Eliminating PZT-Induced Harmonics Using Metasurface-Based Filters for Enhanced Nonlinear Guided Wave Structural Health Monitoring
Mohammed Aslam, I Boris, Jaesun Lee
Abstract
Nonlinear guided wave-based Structural Health Monitoring (SHM) systems provide a powerful approach for the accurate detection and localization of structural damage by using harmonic generation as a key indicator of anomalies. However, distinguishing structural harmonics from those induced by instrumentation, particularly piezoelectric (PZT) actuators, remains a significant challenge.
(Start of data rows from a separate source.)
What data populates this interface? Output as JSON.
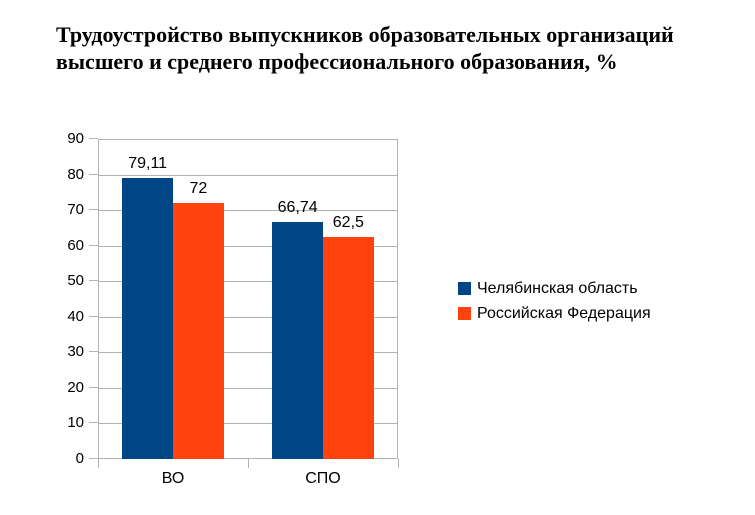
{
  "title": "Трудоустройство выпускников образовательных организаций высшего и среднего профессионального образования, %",
  "chart_data": {
    "type": "bar",
    "title": "Трудоустройство выпускников образовательных организаций высшего и среднего профессионального образования, %",
    "categories": [
      "ВО",
      "СПО"
    ],
    "series": [
      {
        "name": "Челябинская область",
        "color": "#004586",
        "values": [
          79.11,
          66.74
        ],
        "value_labels": [
          "79,11",
          "66,74"
        ]
      },
      {
        "name": "Российская Федерация",
        "color": "#FF420E",
        "values": [
          72,
          62.5
        ],
        "value_labels": [
          "72",
          "62,5"
        ]
      }
    ],
    "xlabel": "",
    "ylabel": "",
    "ylim": [
      0,
      90
    ],
    "ytick_step": 10,
    "yticks": [
      "0",
      "10",
      "20",
      "30",
      "40",
      "50",
      "60",
      "70",
      "80",
      "90"
    ],
    "grid": true,
    "legend_position": "right",
    "colors": {
      "axis": "#b3b3b3",
      "grid": "#b3b3b3",
      "text": "#000000",
      "background": "#ffffff"
    }
  }
}
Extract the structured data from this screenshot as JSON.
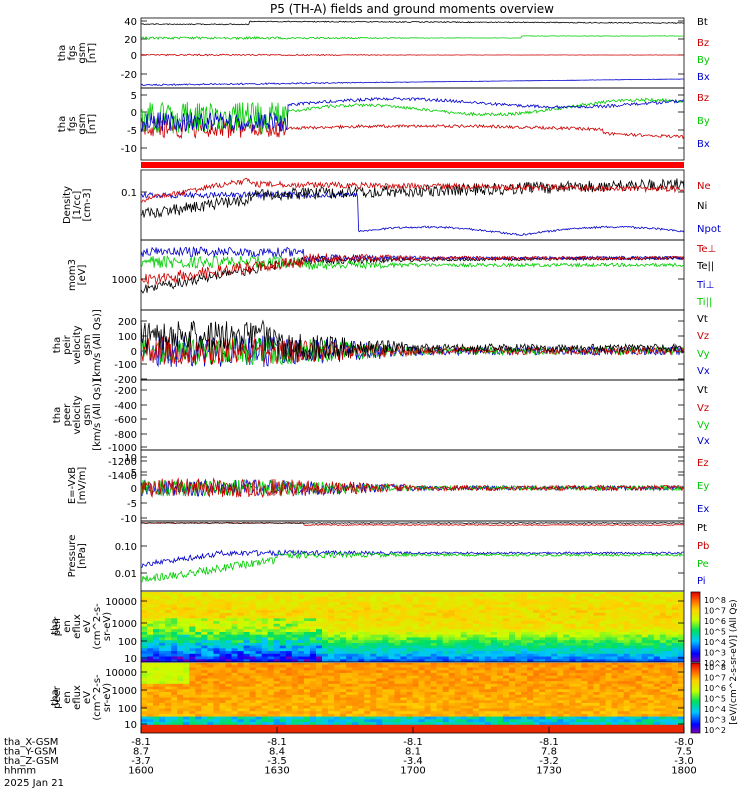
{
  "title": "P5 (TH-A) fields and ground moments overview",
  "chart_data": [
    {
      "type": "line",
      "ylabel": [
        "tha",
        "fgs",
        "gsm",
        "[nT]"
      ],
      "yticks": [
        40,
        20,
        0,
        -20
      ],
      "ylim": [
        -36,
        44
      ],
      "series": [
        {
          "name": "Bt",
          "color": "#000000",
          "baseline": 38
        },
        {
          "name": "Bz",
          "color": "#cc0000",
          "baseline": 0
        },
        {
          "name": "By",
          "color": "#00cc00",
          "baseline": 20
        },
        {
          "name": "Bx",
          "color": "#0000cc",
          "baseline": -30
        }
      ]
    },
    {
      "type": "line",
      "ylabel": [
        "tha",
        "fgs",
        "gsm",
        "[nT]"
      ],
      "yticks": [
        5,
        0,
        -5,
        -10
      ],
      "ylim": [
        -14,
        7
      ],
      "series": [
        {
          "name": "Bz",
          "color": "#cc0000"
        },
        {
          "name": "By",
          "color": "#00cc00"
        },
        {
          "name": "Bx",
          "color": "#0000cc"
        }
      ]
    },
    {
      "type": "line",
      "ylabel": [
        "Density",
        "[1/cc]",
        "[cm-3]"
      ],
      "yticks": [
        "0.1"
      ],
      "ylim": [
        0.01,
        0.25
      ],
      "log": true,
      "series": [
        {
          "name": "Ne",
          "color": "#cc0000"
        },
        {
          "name": "Ni",
          "color": "#000000"
        },
        {
          "name": "Npot",
          "color": "#0000cc"
        }
      ]
    },
    {
      "type": "line",
      "ylabel": [
        "mom3",
        "[eV]"
      ],
      "yticks": [
        "1000"
      ],
      "log": true,
      "series": [
        {
          "name": "Te⊥",
          "color": "#cc0000"
        },
        {
          "name": "Te||",
          "color": "#000000"
        },
        {
          "name": "Ti⊥",
          "color": "#0000cc"
        },
        {
          "name": "Ti||",
          "color": "#00cc00"
        }
      ]
    },
    {
      "type": "line",
      "ylabel": [
        "tha",
        "peir",
        "velocity",
        "gsm",
        "[km/s (All Qs)]"
      ],
      "yticks": [
        200,
        100,
        0,
        -100,
        -200
      ],
      "ylim": [
        -220,
        260
      ],
      "series": [
        {
          "name": "Vt",
          "color": "#000000"
        },
        {
          "name": "Vz",
          "color": "#cc0000"
        },
        {
          "name": "Vy",
          "color": "#00cc00"
        },
        {
          "name": "Vx",
          "color": "#0000cc"
        }
      ]
    },
    {
      "type": "line",
      "ylabel": [
        "tha",
        "peer",
        "velocity",
        "gsm",
        "[km/s (All Qs)]"
      ],
      "yticks": [
        -200,
        -400,
        -600,
        -800,
        -1000,
        -1200,
        -1400
      ],
      "ylim": [
        -1500,
        -160
      ],
      "series": [
        {
          "name": "Vt",
          "color": "#000000"
        },
        {
          "name": "Vz",
          "color": "#cc0000"
        },
        {
          "name": "Vy",
          "color": "#00cc00"
        },
        {
          "name": "Vx",
          "color": "#0000cc"
        }
      ]
    },
    {
      "type": "line",
      "ylabel": [
        "E=-VxB",
        "[mV/m]"
      ],
      "yticks": [
        10,
        5,
        0,
        -5,
        -10
      ],
      "ylim": [
        -11,
        11
      ],
      "series": [
        {
          "name": "Ez",
          "color": "#cc0000"
        },
        {
          "name": "Ey",
          "color": "#00cc00"
        },
        {
          "name": "Ex",
          "color": "#0000cc"
        }
      ]
    },
    {
      "type": "line",
      "ylabel": [
        "Pressure",
        "[nPa]"
      ],
      "yticks": [
        "0.10",
        "0.01"
      ],
      "log": true,
      "series": [
        {
          "name": "Pt",
          "color": "#000000"
        },
        {
          "name": "Pb",
          "color": "#cc0000"
        },
        {
          "name": "Pe",
          "color": "#00cc00"
        },
        {
          "name": "Pi",
          "color": "#0000cc"
        }
      ]
    },
    {
      "type": "heatmap",
      "ylabel": [
        "tha",
        "peir",
        "en",
        "eflux",
        "eV",
        "(cm^2-s-",
        "sr-eV)"
      ],
      "yticks": [
        "10000",
        "1000",
        "100",
        "10"
      ],
      "log": true
    },
    {
      "type": "heatmap",
      "ylabel": [
        "tha",
        "peer",
        "en",
        "eflux",
        "eV",
        "(cm^2-s-",
        "sr-eV)"
      ],
      "yticks": [
        "10000",
        "1000",
        "100",
        "10"
      ],
      "log": true
    }
  ],
  "colorbar": {
    "label": "[eV/(cm^2-s-sr-eV)] (All Qs)",
    "top_ticks": [
      "10^8",
      "10^7",
      "10^6",
      "10^5",
      "10^4",
      "10^3",
      "10^2"
    ],
    "bottom_ticks": [
      "10^8",
      "10^7",
      "10^6",
      "10^5",
      "10^4",
      "10^3",
      "10^2"
    ]
  },
  "xaxis": {
    "rows": [
      {
        "label": "tha_X-GSM",
        "values": [
          "-8.1",
          "-8.1",
          "-8.1",
          "-8.1",
          "-8.0"
        ]
      },
      {
        "label": "tha_Y-GSM",
        "values": [
          "8.7",
          "8.4",
          "8.1",
          "7.8",
          "7.5"
        ]
      },
      {
        "label": "tha_Z-GSM",
        "values": [
          "-3.7",
          "-3.5",
          "-3.4",
          "-3.2",
          "-3.0"
        ]
      },
      {
        "label": "hhmm",
        "values": [
          "1600",
          "1630",
          "1700",
          "1730",
          "1800"
        ]
      }
    ],
    "date": "2025 Jan 21"
  },
  "colors": {
    "black": "#000000",
    "red": "#cc0000",
    "green": "#00cc00",
    "blue": "#0000cc"
  }
}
Over time, PZT actuators can develop debonding, leading to contact acoustic nonlinearity (CAN) effects and the generation of spurious harmonics that obscure damage signatures. To address this limitation, a novel metallic ring-shaped metasurface-based filter is proposed, specifically designed to suppress both instrument-induced and PZT-related harmonics. The metafilter’s bandgap characteristics were assessed through dispersion curve analysis, while its ability to isolate damage-sensitive harmonics was evaluated using time-domain finite element simulations. Experimental validations were performed on an aluminium plate integrated with a defective PZT patch and a 3D-printed metafilter. Additionally, defect localization accuracy was enhanced through a kernel-based weighting of time-difference-of-arrival (TDOA) residuals across multiple sensor sets, enabling precise spatial mapping. The results demonstrate the efficacy of the proposed metafilter in eliminating harmonics caused by the CAN effect while preserving the integrity of damage-sensitive nonlinear wave components. This study highlights the robustness of the metafilter in improving the precision and reliability of nonlinear guided wave SHM systems, offering significant potential for practical applications across various industries.